Ma chi sono quelli che “dichiarano, pro o contro, ma sempre col ditino alzato e con l’aria di dire: chi ti credi di essere?”. “Paolimieli, antonipoliti, gianniriotti, lucianicanfori, federichirampini e i soliti storici-che-sanno-tutta-la-storia-del mondo, dalle origini a oggi, in tutti gli emisferi, nessuna plaga esclusa, con l’aggiunta di filosofi misti e dell’ubiqua Donatella (Di Cesare, ndr), sempre accigliata e corrusca, ignara di ironia, con un’albagìa che lèvati”, spiega Simone.

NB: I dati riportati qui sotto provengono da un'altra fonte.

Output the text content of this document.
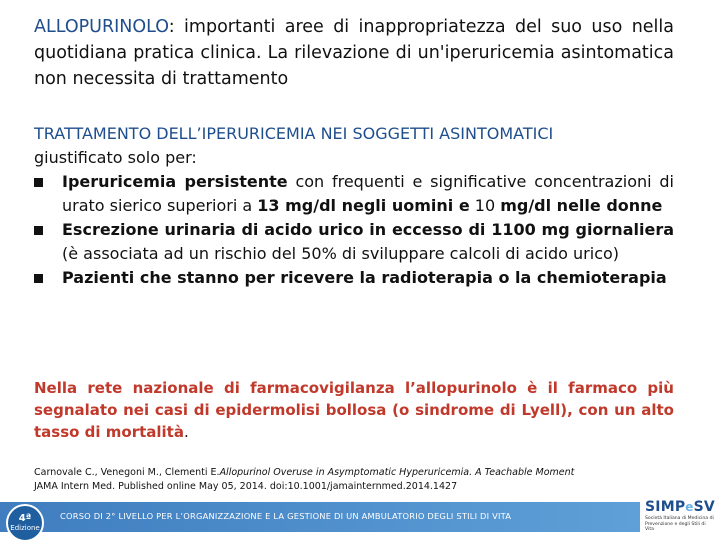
ALLOPURINOLO: importanti aree di inappropriatezza del suo uso nella quotidiana pratica clinica. La rilevazione di un'iperuricemia asintomatica non necessita di trattamento
TRATTAMENTO DELL’IPERURICEMIA NEI SOGGETTI ASINTOMATICI
giustificato solo per:
Iperuricemia persistente con frequenti e significative concentrazioni di urato sierico superiori a 13 mg/dl negli uomini e 10 mg/dl nelle donne
Escrezione urinaria di acido urico in eccesso di 1100 mg giornaliera (è associata ad un rischio del 50% di sviluppare calcoli di acido urico)
Pazienti che stanno per ricevere la radioterapia o la chemioterapia
Nella rete nazionale di farmacovigilanza l’allopurinolo è il farmaco più segnalato nei casi di epidermolisi bollosa (o sindrome di Lyell), con un alto tasso di mortalità.
Carnovale C., Venegoni M., Clementi E.Allopurinol Overuse in Asymptomatic Hyperuricemia. A Teachable Moment
JAMA Intern Med. Published online May 05, 2014. doi:10.1001/jamainternmed.2014.1427
4ª
Edizione
CORSO DI 2° LIVELLO PER L’ORGANIZZAZIONE E LA GESTIONE DI UN AMBULATORIO DEGLI STILI DI VITA
SIMPeSV
Società Italiana di Medicina di Prevenzione e degli Stili di Vita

Mieli, Rampini e Severgnini: tuttologi ubiqui
Difficile non concordare con lui se ci si focalizza sui nomi indicati. Paolo Mieli riesce ad essere su più canali a volte contemporaneamente (su Rai Storia con Passato e presente in veste di conduttore, ospite di Otto e mezzo dalla Gruber e, visto che ci sei, che fai? non rimani a fare da ospite anche a Floris in Dimartedì?).
Che il problema possa essere quello di un ego ipertrofico dei soggetti, lo lascia pensare il caso di Federico Rampini. Come spiegare altrimenti l’opera Capire la geopolitica in venti volumi in abbinamento con il Corriere della Sera, dove Rampini si è subito accasato dopo il pensionamento da Repubblica? Curatore della collana, sui primi cinque titoli, quattro sono a sua firma: proporzione che declina solo lievemente nel resto della serie: di ventidue libri, nove sono dell’inviato con le bretelle.
Intanto Beppe Severgnini, altro giornalista a cui l’ego non fa difetto, ospite quasi fisso dalla Gruber (a pensar male: sarà Urbano Cairo, sempre molto attento ai costi, che impone di utilizzare elementi della scuderia Rcs- La7 per risparmiare in una formula “all you can eat” del talk?) non perde occasione per ricordare i suoi trascorsi all’estero. A ogni eccezione alle sue parole da parte di altri ospiti, parte il refrain “io la Russia la conosco abbastanza bene per averci vissuto e lavorato per un periodo…”. Viene da pensare a Totò e ai suoi tre anni di militare a Cuneo che lo avevano forgiato come uomo di mondo. Dopotutto Severgnini è da poco diventato il biografo ufficiale del generale Figliuolo e non ci meraviglieremmo di vederlo con la penna d’alpino sulla cabeza blanca.
Canfora, il più divisivo
Il più divisivo di tutti è stato sicuramente il professor Luciano Canfora che nell’intervista rilasciata giorni fa al Riformista ha inanellato una serie di inesattezze da far tremare i polsi, a partire dall’affermazione che il presidente ucraino Zelensky è salito al potere con un colpo di Stato (è stato democraticamente eletto al secondo turno con il 70% dei voti). Che abbia o no “smaltito ideologicamente la fine del comunismo e il crollo dell’Unione Sovietica”, come qualcuno lo ha accusato, il vero problema è che Canfora, filologo classico e storico dell’antichità romana e greca, pur avendo diritto di dire la sua su tutto come cittadino, non dovrebbe essere elevato a guru quando parla di storia contemporanea.
Ma Canfora è pugliese, e forse la storia dell’ofelè non gli è ancora nota.